Cortina Watch
- Type: Public
- Traded as: SGX: C41
- Industry: Watch Retailer
- Founded: 1972
- Founder: Anthony Lim (Executive Chairman)
- Headquarters: 391B Orchard Road Ngee Ann City Tower B, Singapore
- Area served: Singapore, Malaysia, Thailand, Indonesia, Hong Kong, Taiwan, Australia
- Key people: Raymond Lim (Group CEO)
- Revenue: $68.8 million (2022)
- Website: www.cortinawatch.com/en/

= Cortina Watch =

Singapore-based luxury watch retailer

Cortina Watch is a Singapore-based luxury watch retailer founded in 1972. It is a subsidiary of Cortina Holdings Pte Ltd, a publicly traded company listed on the Singapore Exchange. The company specialises in the distribution and retail of high-end timepieces and offers a range of watch brands, including Rolex, Patek Philippe, Cartier, Chopard, Franck Muller, H. Moser & Cie, Parmigiani, Tudor and more.

== History ==
Cortina Watch was established in 1972 by Anthony Lim Keen Ban (林廷万). It started as a single-store family business, with its first outlet located in Colombo Court. The company's Chinese name, "高登," was adopted from the name of the department store at Colombo Court, while the English version was derived from the popular car model of the time, the Ford Cortina.

In 1982, Cortina Watch expanded its presence beyond Singapore by opening its first boutique in Malaysia. Over the years, the company has expanded its operations and now operates in Singapore, Malaysia, Thailand, Indonesia, Hong Kong, Taiwan, and Australia, with both multi-brand and mono-brand boutiques.

In 2002, Cortina Holdings, the parent company of Cortina Watch, went public by listing on the Singapore Exchange (SGX).
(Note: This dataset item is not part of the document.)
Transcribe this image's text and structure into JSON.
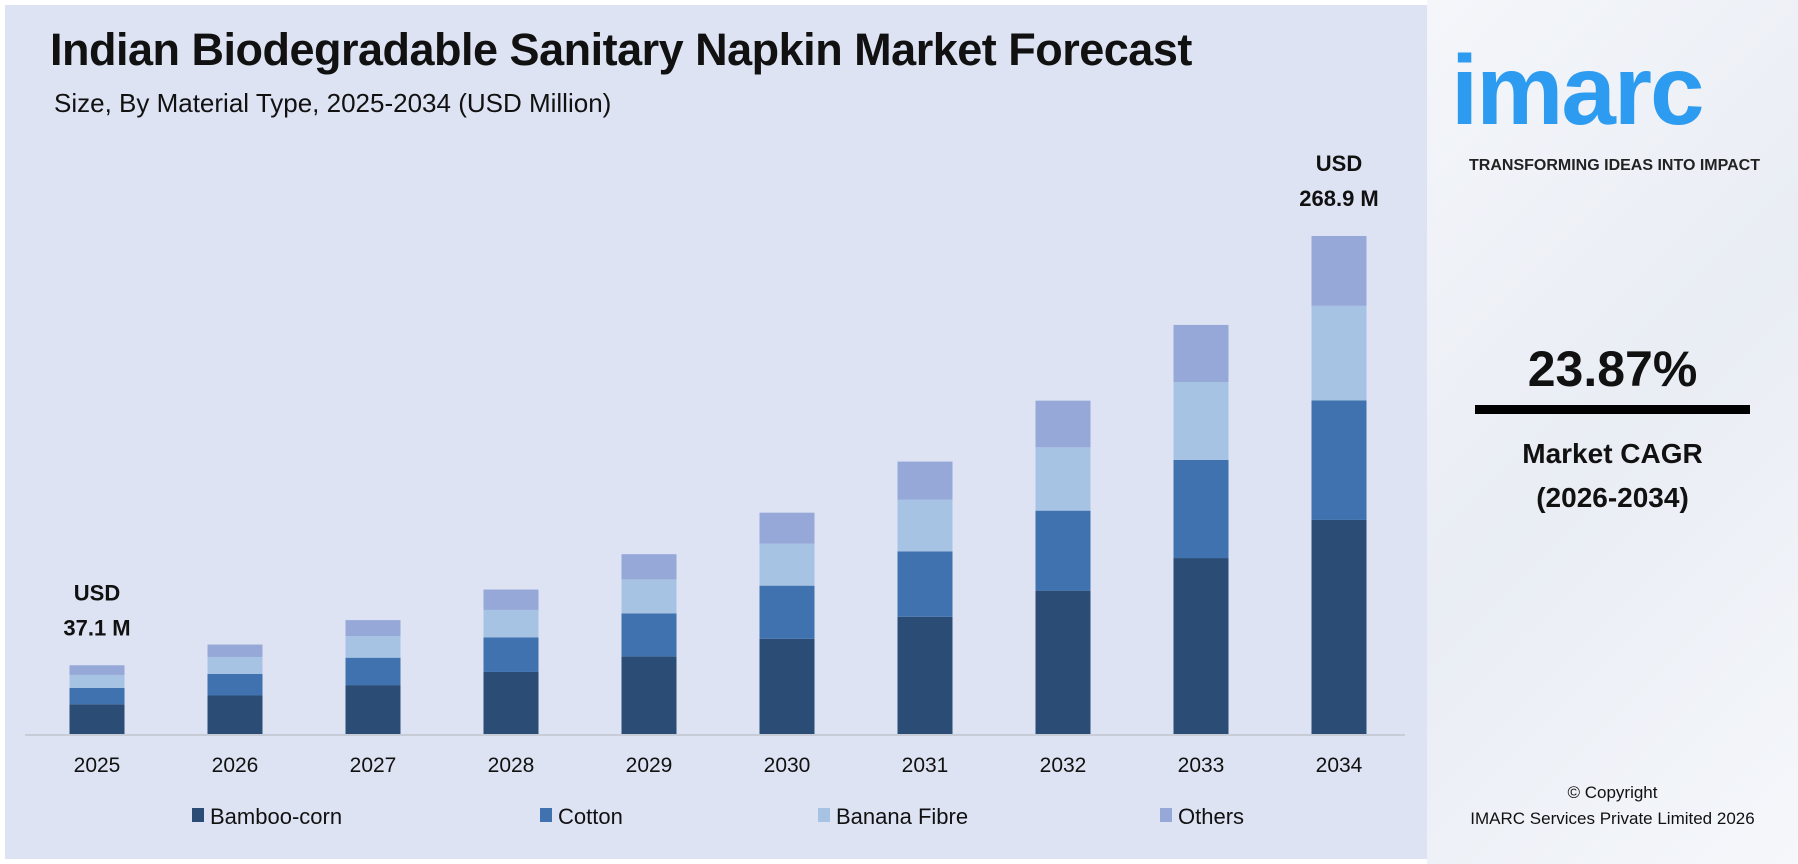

In 2021, Cortina Holdings acquired privately held Sincere Fine Watches, further expanding its network to over 40 boutiques. Sincere Watch operates under the Sincere brand in Singapore and Malaysia, as well as under the Pendulum brand in Thailand. This acquisition allowed Cortina Group to diversify its offerings, with Cortina Watch focusing on international luxury brands and Sincere Watch primarily offering boutique watch options. The group also obtained exclusive distribution rights for Franck Muller in 13 countries across the Asia-Pacific region and manages the distribution of other watch brands under its subsidiary, Pacific Time Pte Ltd, including H. Moser & Cie, Moritz Grossmann, and Singer Reimagined.

As of 2021, Jeremy Lim serves as CEO of Cortina Watch.

In the year 2022, Cortina Watch celebrated its 50th anniversary with several events, including exhibitions in collaboration with watch brands like Patek Philippe, Blancpain, Cartier, Chopard, Corum, Franck Muller, H. Moser & Cie, and Tag Heuer. These events showcased a total of 16 limited edition models created exclusively for the anniversary celebrations.